Berkaca dari semua keganjilan itu, kemudian berkembang analisa, jika vonis hakim tak lebih dari aktualisasi tekanan massa. Tekanan yang tidak kelihatan, namun sangat bisa dirasakan. Majelis hakim telah tunduk pada intervensi ormas dalam memutus perkara yang seharusnya berdasarkan prinsip demokrasi, keadilan, dan negara hukum. Prinsip rule of law kemudian berganti menjadi rule by mass yang dilakukan oleh massa intoleran.

Sementara itu, dalam persidangan sebelumnya, Ahok hanya dikenakan dakwaan alternatif yakni Pasal 156 KUHP dengan tuntutan penjara selama 1 tahun dan masa percobaan 2 tahun. Lalu mengapa vonis hakim menggunakan pasal 156a yang jelas-jelas tidak terbukti.
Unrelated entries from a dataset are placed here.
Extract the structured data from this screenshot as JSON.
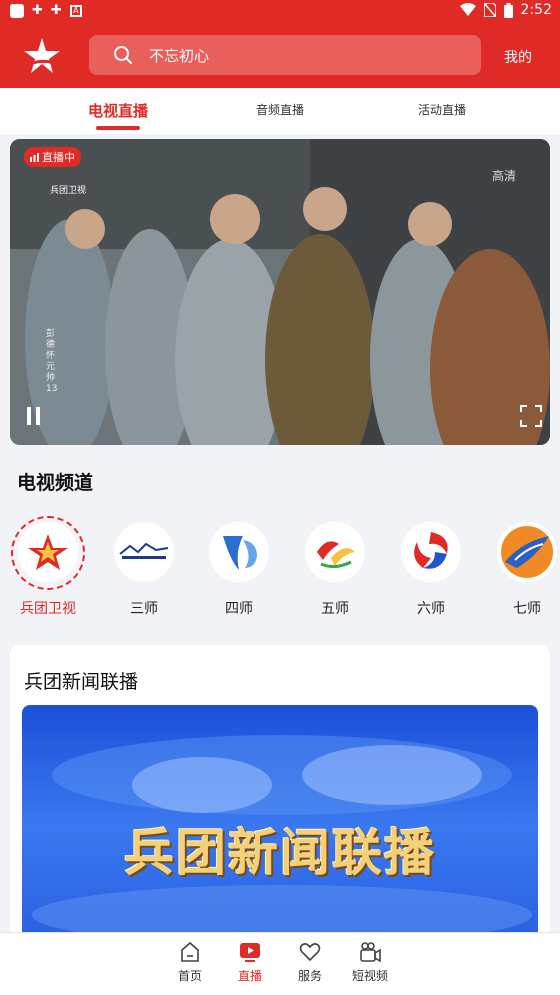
{
  "status_bar": {
    "time": "2:52",
    "left_icons": [
      "app-square-icon",
      "notification-icon",
      "notification-icon",
      "a-icon"
    ],
    "right_icons": [
      "wifi-icon",
      "no-sim-icon",
      "battery-icon"
    ]
  },
  "header": {
    "search_placeholder": "不忘初心",
    "mine_label": "我的",
    "brand_color": "#e02a25"
  },
  "tabs": [
    {
      "label": "电视直播",
      "active": true
    },
    {
      "label": "音频直播",
      "active": false
    },
    {
      "label": "活动直播",
      "active": false
    }
  ],
  "player": {
    "live_badge": "直播中",
    "channel_logo_text": "兵团卫视",
    "quality": "高清",
    "program_text": "彭德怀元帅13"
  },
  "channels_section": {
    "title": "电视频道",
    "items": [
      {
        "label": "兵团卫视",
        "active": true
      },
      {
        "label": "三师",
        "active": false
      },
      {
        "label": "四师",
        "active": false
      },
      {
        "label": "五师",
        "active": false
      },
      {
        "label": "六师",
        "active": false
      },
      {
        "label": "七师",
        "active": false
      }
    ]
  },
  "news_card": {
    "title": "兵团新闻联播",
    "banner_text": "兵团新闻联播"
  },
  "bottom_nav": [
    {
      "label": "首页",
      "icon": "home-icon",
      "active": false
    },
    {
      "label": "直播",
      "icon": "live-tv-icon",
      "active": true
    },
    {
      "label": "服务",
      "icon": "heart-icon",
      "active": false
    },
    {
      "label": "短视频",
      "icon": "short-video-icon",
      "active": false
    }
  ]
}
Bagi saya, hal itu menunjukkan kemunduran demokrasi dalam negara hukum (rule of law). Ketika hakim memutus menggunakan Pasal 156a yang notabene sangat anti-demokrasi, karena melanggar hak seseorang untuk berpendapat dan berekspresi sebagaimana bunyi Pasal 28E UUD 1945. Selain itu, kebebasan berpendapat juga diakui oleh Undang-Undang 12 tahun 2005 tentang Ratifikasi Kovenan Internasional tentang Hak-Hak Sipil dan Politik dan berbagai aturan hukum lainnya.

Selama ini, pasal 156a sering digunakan oleh negara dan pihak mayoritas yang intoleran untuk mengkriminalisasi kelompok minoritas atau individu yang berbeda keyakinan. Contohnya dialami oleh Lia Eden, Abdul Rahman, Ahmad Musadeq, dkk. (Eks Pimpinan Gafatar), Hans Bague Jassin, Arswendo Atmowiloto, Saleh, Ardi Husein, Sumardin Tapaya (sholat bersiul), Yusman Roy (sholat mullti bahasa), hingga Mangapin Sibuea (pimpinan sekte kiamat).

Selain itu, menurut LBH Jakarta, rumusan Pasal 156a KUHP tidak memenuhi prinsip lex certa dan lex scripta dalam pemenuhan asas legalitas, serta terlampau subjektif untuk diterapkan kepada masyarakat. Hal itu menjadikan rumusan pasal 156a bertentangan dengan prinsip kepastian hukum sehingga mengancam prinsip negara hukum. 

Jika saat ini, Ahok yang menjadi korban, maka bukan tidak mungkin di masa depan, korban kriminalisasi adalah individu muslim di tengah-tengah masyarakat mayoritas Hindu atau Budha atau Kristen.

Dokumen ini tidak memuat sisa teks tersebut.